Rep. Mike McKell, R-Spanish Fork, after consultation with legislative leaders and Lt. Gov. Spencer Cox, introduced HB485 on Friday to essentially ignore the party’s recent bylaw change.

“What we are saying is you can’t change the rules once the election has already started,” McKell said, referring to last week’s vote by conservative members of the Republican State Central Committee to disqualify candidates in some races from collecting signatures to get on the ballot.

“We’re simply saying, ‘Party, you made an election in November and that’s what we’re going to recognize: those rules.’”

McKell said he expects lawsuits on the issue, perhaps from several sides.

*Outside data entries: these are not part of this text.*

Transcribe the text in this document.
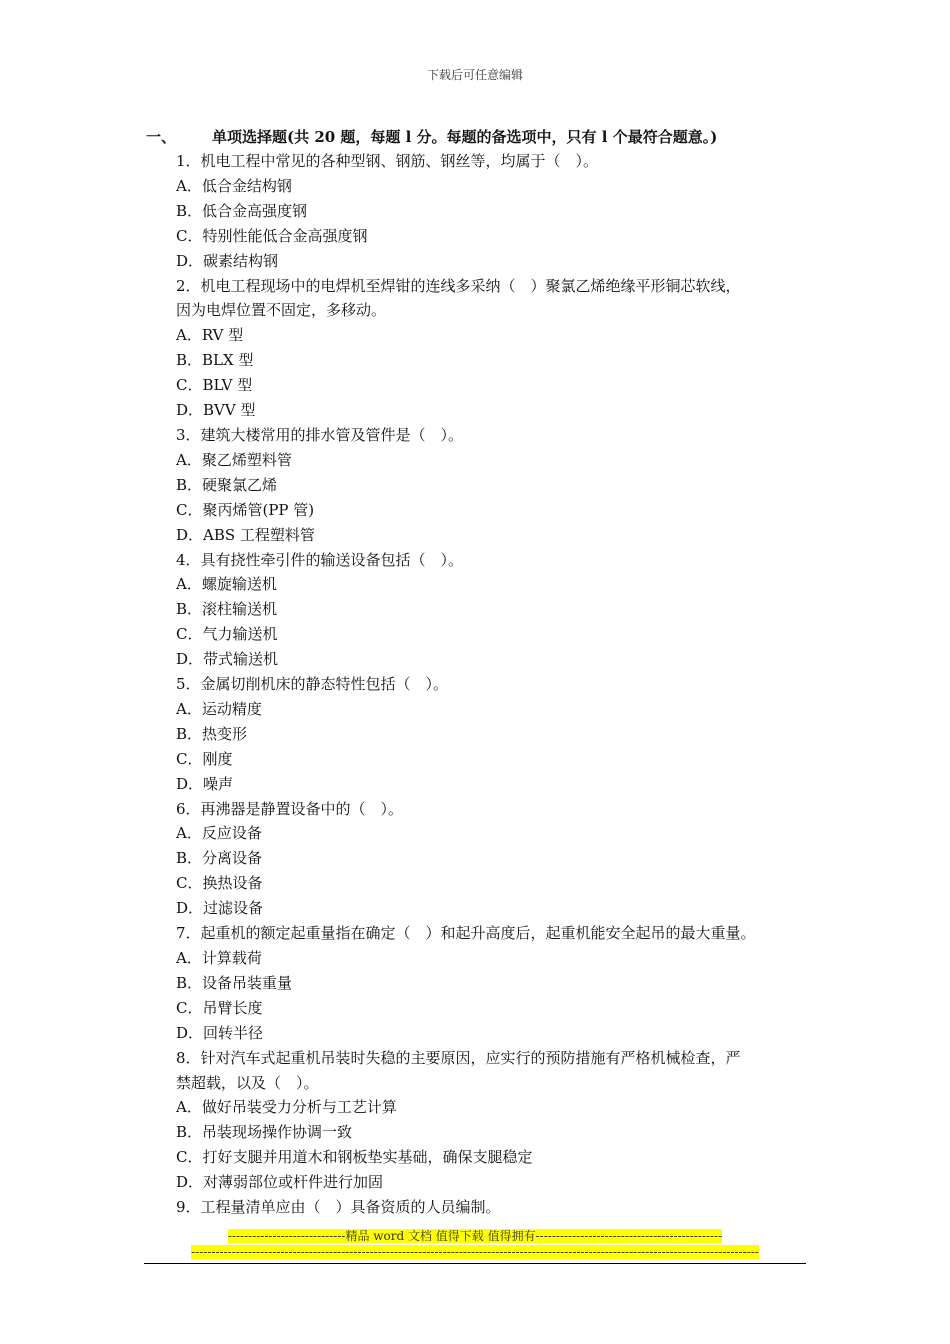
下载后可任意编辑
一、 单项选择题(共 20 题，每题 l 分。每题的备选项中，只有 l 个最符合题意。)
1．机电工程中常见的各种型钢、钢筋、钢丝等，均属于（　）。
A．低合金结构钢
B．低合金高强度钢
C．特别性能低合金高强度钢
D．碳素结构钢
2．机电工程现场中的电焊机至焊钳的连线多采纳（　）聚氯乙烯绝缘平形铜芯软线，
因为电焊位置不固定，多移动。
A．RV 型
B．BLX 型
C．BLV 型
D．BVV 型
3．建筑大楼常用的排水管及管件是（　）。
A．聚乙烯塑料管
B．硬聚氯乙烯
C．聚丙烯管(PP 管)
D．ABS 工程塑料管
4．具有挠性牵引件的输送设备包括（　）。
A．螺旋输送机
B．滚柱输送机
C．气力输送机
D．带式输送机
5．金属切削机床的静态特性包括（　）。
A．运动精度
B．热变形
C．刚度
D．噪声
6．再沸器是静置设备中的（　）。
A．反应设备
B．分离设备
C．换热设备
D．过滤设备
7．起重机的额定起重量指在确定（　）和起升高度后，起重机能安全起吊的最大重量。
A．计算载荷
B．设备吊装重量
C．吊臂长度
D．回转半径
8．针对汽车式起重机吊装时失稳的主要原因，应实行的预防措施有严格机械检查，严
禁超载，以及（　）。
A．做好吊装受力分析与工艺计算
B．吊装现场操作协调一致
C．打好支腿并用道木和钢板垫实基础，确保支腿稳定
D．对薄弱部位或杆件进行加固
9．工程量清单应由（　）具备资质的人员编制。
-----------------------------精品 word 文档 值得下载 值得拥有----------------------------------------------
--------------------------------------------------------------------------------------------------------------------------------------------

“It is very clear that the State Central Committee was attempting to get sued when they passed an illegal law,” he said. “I think litigation was imminent if we acted or not.”

His bill is being criticized both by hard-liners and by at least one group that argues the Republican Party should be punished for acting in violation of state election laws.

Don Guymon, a central committee member who supports punishing signature collectors, said McKell’s bill “infringes on free speech even more, and gives the party no power over its membership.” He said hard-liners are reviewing the bill and discussing what to do. “There’s a lot of concerns we have.”

Josh Kanter, chairman of the left-leaning Alliance for a Better Utah, issued a statement criticizing the McKell bill.

“Stepping in with a solution that suggests we pretend nothing happened is a tactic for children, not state leaders,” Kanter said. “Utahns’ trust in our Legislature and the majority party will only continue to erode with legislative gamesmanship like this, thus decreasing overall trust in our state government while increasing constituent frustration.”